Почему завелась у современных людей, у так называемых современных людей, эта «истерическая» манера сознательно преувеличивать в каком-либо направлении то, что им даровано милостью судьбы? Это, быть может, здоровый стимул для того, чтобы использовать с наибольшей легкостью и грацией все врожденные силы?.. Ни в коем случае! Это затрудняет легкость твоей телесной машины... О, культурный человек! Ходи легкокрылый, свободный от земного начала, Иди, скользи, но не пытайся быть более легкокрылым, нежели то доступно для твоей машины!
Для моего отца рюмка настоящего бенедиктина после обеда, сигара и шесть недель отдыха на Лакабоденском пастбище олицетворяли собою счастье. Он большего никогда не желал, видел уже в этом «подарок милосердной судьбы!»

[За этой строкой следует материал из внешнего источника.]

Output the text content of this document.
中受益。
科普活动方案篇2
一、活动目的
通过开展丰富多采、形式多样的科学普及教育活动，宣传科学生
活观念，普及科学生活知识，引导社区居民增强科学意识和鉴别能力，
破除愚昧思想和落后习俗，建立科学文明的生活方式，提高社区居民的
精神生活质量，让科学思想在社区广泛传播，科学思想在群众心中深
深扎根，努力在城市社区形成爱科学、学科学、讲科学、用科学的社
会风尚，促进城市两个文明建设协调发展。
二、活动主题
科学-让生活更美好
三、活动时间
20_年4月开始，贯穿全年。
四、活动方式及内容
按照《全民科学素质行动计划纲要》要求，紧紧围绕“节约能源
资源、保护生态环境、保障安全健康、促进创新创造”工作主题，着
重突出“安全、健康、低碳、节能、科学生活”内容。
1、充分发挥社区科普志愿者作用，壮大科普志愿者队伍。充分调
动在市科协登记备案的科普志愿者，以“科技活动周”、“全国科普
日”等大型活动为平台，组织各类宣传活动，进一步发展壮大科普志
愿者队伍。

Мне всегда говорят: «Вы бы должны были взяться за одноактные пьесы. Это прекрасно подошло бы к вашей манере, и ведь это будет получше простых набросков». Но все приличие и благоразумие заключается в том, чтобы действовать сообразно своим силам. Мощные пары только для гениев, и даже им они не всегда бывают по плечу. Резкими, гениальными скачками можно покорять женские сердца (я слышу сердца?!?), но никак не мир! Каждый должен содействовать общей созидательной работе на подобие муравья и пчелы, в согласии с природой, в согласии с судьбой, иначе говоря – гениально-скромно! Не желать больше того, что можешь, почти гениально. Честолюбие не должно быть ни чем иным, как использованием избыточных сил машины. Шиллер не мог не писать своего Валленштейна! Все в нем заставляло его это сделать. Для него было бы гораздо мучительнее не писать этой трилогии, нежели для идиота написать ее! Взять на себя бремя целой женской жизни, женской доли, должно быть для человека легче, даже удобнее, нежели не брать ее на себя. Иначе человек не будет мудрым! Все, что мы делаем или не делаем, должно зависеть от внутренних границ, поставленных нашей машиной. А потому оставь пожалуйста все планы, надежды, мечты, честолюбие твоего ума, твоей души, и займись, мечтательный грешник, лучше тем, чтобы сохранить твою машину в состоянии высшего напряжения сил; вставай до восхода солнца, ложись до заката, кушай легкую пищу! Не взнуздывай свою лошадь сзади при помощи чертовски смешного честолюбия (наследственная мания величия в микрокосме), позаботься лучше сознательно о том, чтобы все винты и винтики, колеса и клапаны были в порядке!
ПУТИ СТРАДАНИИ.
Доктор в санатории говорил: «Покой, покой есть первое условие для выздоровления!».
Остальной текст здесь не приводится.